寧昭然的旁邊一米開外,就是楚涼音,此時她已經睡著了,不知何時的被月離風攬到了懷裡,儘管她不時的挪動著身體向外跑,但是閉著眼睛的月離風像是有先知似地,總能在她向外挪騰之時把她扳回來。
“幹嘛總碰我?”本來睡得很好,被他一個勁兒的搬來搬去,到底是給弄醒了。
“你睡覺為什麼總是往邊上跑?我摟著你不舒服麼?”他側身而起,藉著油燈昏暗的光線,看著滿臉不耐煩的楚涼音低聲問道。
楚涼音慢悠悠的眨了眨眼睛,“有麼?我也不知道。”她自己倒是沒什麼知覺。
“那就控制一下自己,別總是往外跑。”萬事都要習慣,他希望她能夠習慣身邊有他。
“好,我儘量,但是你別再碰我了。”其實她已經很習慣身邊有他的存在了,如若以前,無需外人碰到自己,只要有人朝自己伸出手她都有感覺。
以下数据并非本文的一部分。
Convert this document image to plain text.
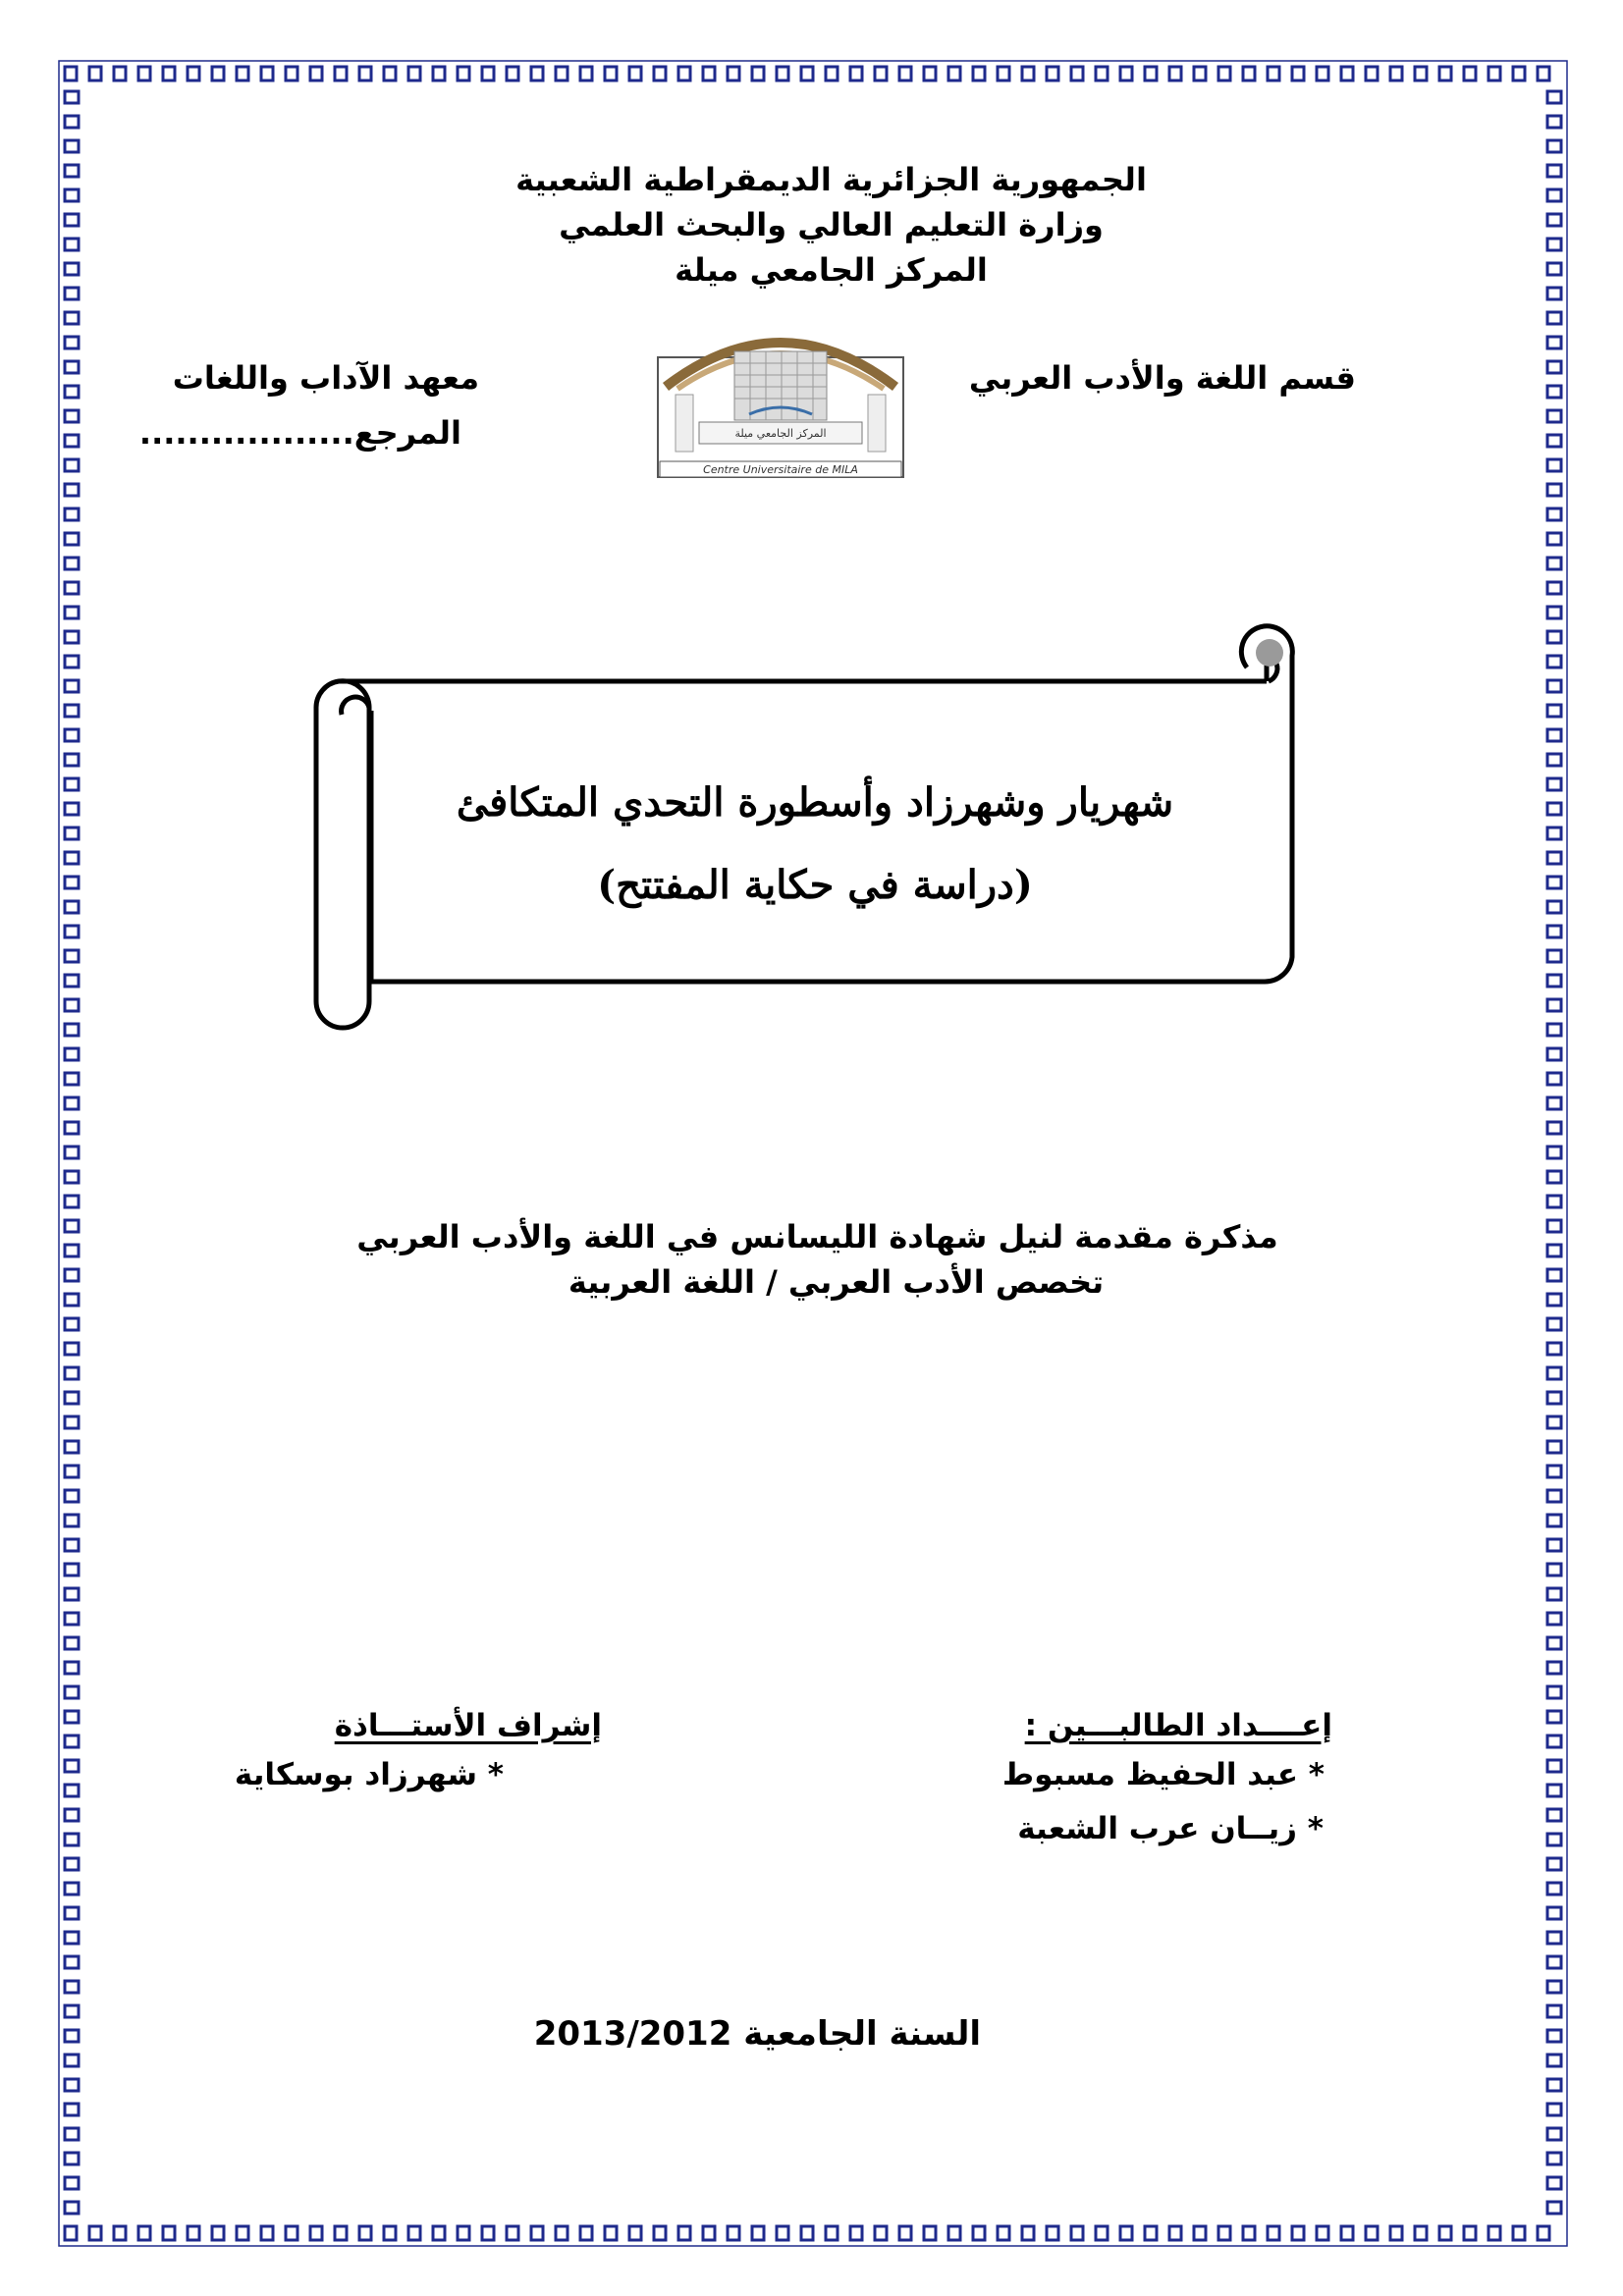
الجمهورية الجزائرية الديمقراطية الشعبية
وزارة التعليم العالي والبحث العلمي
المركز الجامعي ميلة
قسم اللغة والأدب العربي
معهد الآداب واللغات
المرجع..................	المركز الجامعي ميلة
Centre Universitaire de MILA
شهريار وشهرزاد وأسطورة التحدي المتكافئ
(دراسة في حكاية المفتتح)
مذكرة مقدمة لنيل شهادة الليسانس في اللغة والأدب العربي
تخصص الأدب العربي / اللغة العربية
إعــــداد الطالبـــين :
* عبد الحفيظ مسبوط
* زيــان عرب الشعبة
إشراف الأستـــاذة
* شهرزاد بوسكاية
السنة الجامعية 2013/2012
現在被他搬來搬去好幾次才弄醒,這也是一大進步了。
“行。”月離風一隻手臂墊在楚涼音的腦袋下,一手搭在她腰間,兩面將她捆住了,讓她逃不出去。
一夜漸漸而過,待得翌日太陽初升之時,這吊腳樓裡的人卻都睡得香,看來真是由內裡疲累,終於得以放鬆,神經都鬆懈下來了。